Berlin's network of public agencies, cultural institutions and municipal tech offices is sitting on a problem that has quietly ballooned for years: duplicate digital images clogging servers, distorting public records and costing taxpayers money. Pressure is now mounting, from the Senate Chancellery to the Stadtbibliothek on Breite Straße, for a coordinated replacement and deduplication strategy — and the people responsible for making that happen are no longer staying quiet about it.
The issue gained urgency this spring when the Berlin Senate Department for Urban Development published an internal audit of its document management systems. The review, circulated in late April 2026, found that redundant image files — scanned planning documents, architectural photographs, permit attachments — were consuming an estimated 40 percent of allocated storage across departmental servers. That figure alone was enough to restart a debate that had stalled in committee twice since 2023.
What the Experts Are Warning
The Zentralinstitut für Kunstgeschichte has been dealing with the deduplication problem longer than most. Archivists and digital preservation specialists there have argued for several years that the absence of a shared metadata standard across Berlin's public institutions means the same image can be stored under dozens of different filenames, in different resolutions, with no automatic cross-referencing. The result: when one department updates or replaces a flawed image, the outdated version persists elsewhere, sometimes ending up in public-facing portals like the Berlin Open Data platform on daten.berlin.de.
Practitioners in Berlin's startup scene are watching the public sector debate closely. The Technologiestiftung Berlin, based in Grunewaldstraße in Schöneberg, has published guidance on responsible data management for public institutions, and its digital infrastructure team has been vocal in briefings to Senate working groups about the risk of so-called "image drift" — where a replacement image fails to propagate across all the systems holding the original. The Technologiestiftung has not issued a formal recommendation as of this writing, but its researchers have been invited to contribute to a working group convened by the Senate Department for Digitalisation expected to meet again in September 2026.
Urban planners at the Stadtentwicklungsamt in Friedrichshain-Kreuzberg raised a related concern earlier this year: that duplicate and mismatched images in planning applications had already contributed to at least three administrative delays on building permit reviews in the district during 2025. The borough's digital project coordinator publicly flagged the issue at a February 2026 panel hosted at the Radialsystem V on Holzmarktstraße — one of the city's preferred venues for civic tech discussions — urging a Berlin-wide image registry.
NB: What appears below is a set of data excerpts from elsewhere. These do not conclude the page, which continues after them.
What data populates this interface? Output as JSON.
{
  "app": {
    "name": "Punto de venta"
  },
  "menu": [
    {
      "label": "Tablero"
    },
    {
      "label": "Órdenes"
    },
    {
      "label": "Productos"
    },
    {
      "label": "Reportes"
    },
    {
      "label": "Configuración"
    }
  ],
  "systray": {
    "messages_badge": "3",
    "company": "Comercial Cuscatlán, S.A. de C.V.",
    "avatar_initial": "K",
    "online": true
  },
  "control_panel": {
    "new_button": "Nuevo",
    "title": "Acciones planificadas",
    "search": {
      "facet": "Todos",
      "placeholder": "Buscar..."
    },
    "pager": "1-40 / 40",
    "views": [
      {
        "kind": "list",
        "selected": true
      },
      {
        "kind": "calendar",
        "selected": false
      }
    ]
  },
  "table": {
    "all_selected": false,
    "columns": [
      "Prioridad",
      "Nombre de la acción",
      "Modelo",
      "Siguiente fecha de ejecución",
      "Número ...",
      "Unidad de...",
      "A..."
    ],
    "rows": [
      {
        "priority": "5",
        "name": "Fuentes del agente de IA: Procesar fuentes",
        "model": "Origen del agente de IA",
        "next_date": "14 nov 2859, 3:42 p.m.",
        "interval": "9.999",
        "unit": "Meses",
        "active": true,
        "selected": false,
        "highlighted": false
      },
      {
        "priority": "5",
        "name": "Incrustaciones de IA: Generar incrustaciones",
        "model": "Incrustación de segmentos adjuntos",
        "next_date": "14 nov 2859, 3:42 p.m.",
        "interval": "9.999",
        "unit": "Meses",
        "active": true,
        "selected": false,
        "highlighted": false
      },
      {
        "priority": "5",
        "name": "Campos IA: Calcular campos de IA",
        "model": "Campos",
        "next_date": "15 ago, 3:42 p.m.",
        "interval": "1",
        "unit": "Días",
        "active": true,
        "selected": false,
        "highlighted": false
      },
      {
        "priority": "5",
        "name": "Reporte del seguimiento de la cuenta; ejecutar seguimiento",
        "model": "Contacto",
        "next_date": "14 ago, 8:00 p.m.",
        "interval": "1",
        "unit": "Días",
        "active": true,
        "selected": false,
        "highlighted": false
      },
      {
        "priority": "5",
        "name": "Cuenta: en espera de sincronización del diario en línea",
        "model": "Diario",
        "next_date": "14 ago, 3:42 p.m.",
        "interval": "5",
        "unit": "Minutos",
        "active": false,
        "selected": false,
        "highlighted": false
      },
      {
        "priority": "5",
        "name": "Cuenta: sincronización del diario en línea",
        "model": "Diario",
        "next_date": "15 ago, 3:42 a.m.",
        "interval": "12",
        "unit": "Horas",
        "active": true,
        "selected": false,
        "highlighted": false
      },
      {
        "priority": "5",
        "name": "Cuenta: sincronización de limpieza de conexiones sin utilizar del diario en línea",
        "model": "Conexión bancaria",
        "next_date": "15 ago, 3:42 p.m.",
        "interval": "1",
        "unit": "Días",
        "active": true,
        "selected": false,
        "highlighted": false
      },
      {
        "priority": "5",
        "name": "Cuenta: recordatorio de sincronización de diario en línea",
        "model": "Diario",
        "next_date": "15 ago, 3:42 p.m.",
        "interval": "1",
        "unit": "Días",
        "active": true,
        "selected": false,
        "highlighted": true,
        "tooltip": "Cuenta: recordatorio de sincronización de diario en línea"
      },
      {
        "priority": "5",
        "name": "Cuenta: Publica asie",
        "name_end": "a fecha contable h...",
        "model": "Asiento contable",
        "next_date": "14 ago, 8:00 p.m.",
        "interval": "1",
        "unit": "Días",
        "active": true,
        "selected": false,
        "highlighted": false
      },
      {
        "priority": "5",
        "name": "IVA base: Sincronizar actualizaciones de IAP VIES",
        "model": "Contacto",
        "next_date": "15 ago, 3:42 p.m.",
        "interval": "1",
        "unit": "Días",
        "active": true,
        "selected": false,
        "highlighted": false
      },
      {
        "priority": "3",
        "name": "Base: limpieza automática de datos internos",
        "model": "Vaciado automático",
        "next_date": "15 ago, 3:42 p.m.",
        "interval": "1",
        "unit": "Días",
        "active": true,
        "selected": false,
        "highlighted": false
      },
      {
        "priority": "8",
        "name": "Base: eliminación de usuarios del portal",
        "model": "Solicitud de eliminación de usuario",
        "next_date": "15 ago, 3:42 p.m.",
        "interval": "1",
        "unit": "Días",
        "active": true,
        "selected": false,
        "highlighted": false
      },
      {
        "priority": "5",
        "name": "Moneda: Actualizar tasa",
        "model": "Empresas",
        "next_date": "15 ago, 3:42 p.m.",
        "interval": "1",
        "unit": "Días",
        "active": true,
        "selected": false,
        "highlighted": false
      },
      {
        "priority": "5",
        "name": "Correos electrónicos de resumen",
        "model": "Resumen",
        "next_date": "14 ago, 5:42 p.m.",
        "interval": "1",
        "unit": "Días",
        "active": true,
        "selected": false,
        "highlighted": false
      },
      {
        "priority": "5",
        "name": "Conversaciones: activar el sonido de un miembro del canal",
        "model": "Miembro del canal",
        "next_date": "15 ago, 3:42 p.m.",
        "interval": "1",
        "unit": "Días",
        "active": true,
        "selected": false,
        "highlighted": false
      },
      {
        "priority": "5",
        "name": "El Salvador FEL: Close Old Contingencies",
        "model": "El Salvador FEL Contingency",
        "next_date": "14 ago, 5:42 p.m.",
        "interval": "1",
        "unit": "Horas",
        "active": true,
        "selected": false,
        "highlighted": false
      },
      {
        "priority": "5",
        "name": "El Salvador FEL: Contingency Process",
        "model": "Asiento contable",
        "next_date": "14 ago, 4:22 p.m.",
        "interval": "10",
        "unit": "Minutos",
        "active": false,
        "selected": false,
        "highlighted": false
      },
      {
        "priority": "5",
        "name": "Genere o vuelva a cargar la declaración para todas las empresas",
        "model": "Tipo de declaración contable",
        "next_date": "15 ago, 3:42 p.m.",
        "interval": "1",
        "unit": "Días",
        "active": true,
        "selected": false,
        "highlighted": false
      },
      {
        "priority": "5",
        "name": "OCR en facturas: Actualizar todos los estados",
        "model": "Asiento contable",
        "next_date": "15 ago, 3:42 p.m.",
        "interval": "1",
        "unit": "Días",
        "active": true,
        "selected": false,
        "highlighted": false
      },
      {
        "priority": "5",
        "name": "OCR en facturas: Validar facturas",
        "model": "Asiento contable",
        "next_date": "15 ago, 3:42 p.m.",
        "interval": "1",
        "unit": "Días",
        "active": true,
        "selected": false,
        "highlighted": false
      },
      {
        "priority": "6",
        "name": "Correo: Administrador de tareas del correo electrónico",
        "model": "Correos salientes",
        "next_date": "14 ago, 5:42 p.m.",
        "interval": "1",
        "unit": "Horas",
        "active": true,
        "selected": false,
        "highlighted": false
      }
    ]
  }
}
The Policy Gap and What Comes Next
Berlin does not currently have a unified policy mandating duplicate image replacement across public sector systems. A draft framework circulated by the Senatsverwaltung für Inneres und Digitalisierung in March 2026 proposed adopting a hash-based deduplication protocol — a technical method for identifying identical files regardless of filename — by January 2027, but the proposal is not yet law. Several departments have noted that implementing such a system would require upfront investment in the range of several hundred thousand euros, a figure that sits uncomfortably alongside ongoing budget negotiations at the Abgeordnetenhaus.
The BVG, which runs Berlin's U-Bahn and bus network and has been expanding its passenger information systems, has separately begun an internal image audit of its digital signage content library. The transit authority has not commented publicly on findings.
For institutions that cannot wait for a Senate-level mandate, the practical advice from digital archivists is straightforward: establish a single canonical image repository at the departmental level, enforce naming conventions tied to source metadata, and log every replacement with a timestamp and responsible editor. The Stadtbibliothek's digital services team has been running a version of that protocol since 2024 and, by its own internal metrics, reduced redundant image storage by roughly 28 percent within 18 months.
The September working group meeting will be the first real test of whether Berlin's institutions can agree on a shared standard before budgetary pressures force the decision anyway.